The life of Johannes Joergensen

The poet Johannes Joergensen was born in Svendborg the 6th November 1866. At the age of 16 he went to Copenhagen to become a student which he was in 1884. A natural melancholic tendency and an early taste for the multiple faces and the beauty of nature impressed him throughout his life. In Copenhagen he developed radical sociopolitical views which soon led him to the circle of cultural radical artists where he became  known.


From his early years he showed a strong and sensitive liking for poetry through which he could express his dreams and emotional observations and for the rest of his life it remained his favourite way of expression. But, with his innate melancholic temperament he did not find a remaining place in the cultural radical materialism where Eros and enjoyment of life, summarized in a pantheistic worship of nature, was the order of the day. Therefore he and some like-minded began a search for a more spiritual based inspiration. That was the beginning of symbolism, where they in the periodical “Taarnet” tried new a unknown ways and expressed themselves in a metaphorical language which better mirrored the sensitivity and the temperament of Johannes Joergensen. As editor of “Taarnet” , he developed a polemic rhetoric which did not facilitate the battle for his ideas.

The symbolists soon provoked the ruling literary class centred around the brothers Brandes who did not spare the young rebels.

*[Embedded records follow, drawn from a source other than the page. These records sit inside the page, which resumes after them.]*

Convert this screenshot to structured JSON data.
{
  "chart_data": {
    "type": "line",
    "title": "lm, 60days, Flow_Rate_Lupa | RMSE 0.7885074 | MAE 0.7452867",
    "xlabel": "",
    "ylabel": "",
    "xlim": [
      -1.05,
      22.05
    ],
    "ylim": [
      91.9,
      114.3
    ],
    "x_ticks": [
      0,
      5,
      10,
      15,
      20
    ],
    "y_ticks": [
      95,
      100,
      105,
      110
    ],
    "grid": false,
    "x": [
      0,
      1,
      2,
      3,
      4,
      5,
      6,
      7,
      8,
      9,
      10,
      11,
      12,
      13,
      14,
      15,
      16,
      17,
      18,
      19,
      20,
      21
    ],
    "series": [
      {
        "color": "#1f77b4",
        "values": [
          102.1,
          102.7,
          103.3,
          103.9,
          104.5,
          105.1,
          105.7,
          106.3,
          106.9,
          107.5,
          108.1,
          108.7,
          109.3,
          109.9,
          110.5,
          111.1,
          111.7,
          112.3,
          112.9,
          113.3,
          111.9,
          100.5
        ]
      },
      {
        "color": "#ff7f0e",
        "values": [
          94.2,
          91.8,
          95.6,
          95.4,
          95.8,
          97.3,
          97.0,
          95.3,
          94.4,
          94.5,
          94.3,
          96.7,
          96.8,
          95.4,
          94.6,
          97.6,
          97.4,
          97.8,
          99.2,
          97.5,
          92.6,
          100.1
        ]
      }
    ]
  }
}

The acquaintance with the young Jew and silversmith Mogens Ballin who had converted to Catholicism became for Johannes Joergensen a turning point. He did not find in the symbolism the spiritual depth he looked for. From his childhood he had received a basic Christian belief which he never lost. It now returned with an urge to study Christian mysticism – but it was not an easy path. Long time and many internal struggles passed before he felt he had found his safe haven of spiritual safety and even then internal and external factors still tore him.


In 1894 he visited for the first time Assisi with Mogens Ballin. That was the beginning of what would become the predominant occupation for the rest of his life both as human being and as author – the love for saint Francis, the famous son of Assisi who was born there and who lived and worked there until he died in 1226. The close relationship with Mogens Ballin and the encounter with saint Francis at last triggered the change in his mind which in 1894 led to his conversion to Catholicism and became a fundamental turning point in his literary production.


In 1907 appeared his great biography on saint Francis, the book that would make him world-famous and which would make him honorary citizen both in Assisi and later in his native town of Svendborg. At long last, it seemed that he had found the way as author which his mind had searched for. The Franciscan spirituality came to be a predominant part of his conscience, to the extend that he settled down in Assisi in 1915. During the war in 1943-45 he moved to Vadstena in Sweden where he began his third big legend of saints which followed that of saint Catharina of Siena (1915).


His enthusiasm for the Franciscan spirit led to a number of books based on the Umbrien world where spirit and nature always formed a synthesis as a characteristic mark of his. The almost romantic relationship Johannes Joergensen throughout his whole life had to nature, to the seasons, to the flowers and to the life confirming multiplicity had, as mentioned, in his youth led to a pantheistic worship of nature. He never lost this relatedness to nature and everywhere he could go into vivid descriptions of nature. But in the description of the relationship saint Francis had to nature as the true picture of God, these two emotions – nature and God -fused. The god which in his youth was the human relationship to nature now became the truth of God.


The war ended, he returned to Assisi but age began to burden him. In 1952 he moved back to Svendborg where to City had offered him a honorary living in the house of his childhood in Fruestræde.

In 1913 he had left his wife, Amalie f. Ewald, and their 7 children after a more and more difficult marriage. As a catholic he could not remarry, but when Amalie died in 1935 he married (1937) the Austrian Helena Klein.

Johannes Joergensen died the 29 may 1956 at the age of 90 and was buried at the local cemetery.

It is difficult to describe the authorship of Johannes Joergensen narrowly. His lifelong search took him through many and long fightsbecause even being a faithful catholic and there having a firm standpoint he still fought many battles with himself – with his restless and melancholic self, which followed him from his childhood.


In spite of his Catholicism, his vivid ability of observation made him interesting far beyond the Catholic church. In his books of travel he can be compared to his Fionien congenial Hans Christian Andersen and not least his sublime sense of the language has made him loved by many. Though he is not too well known in Denmark his authorship is much more valued in foreign countries where only the works of Hans Christian Andersen has outnumbered his.

The poetry of Johannes Joergensen is perhaps what has given him the most admirers in his native country. Many read today his poetry on account of his beautiful language and his sense of nature.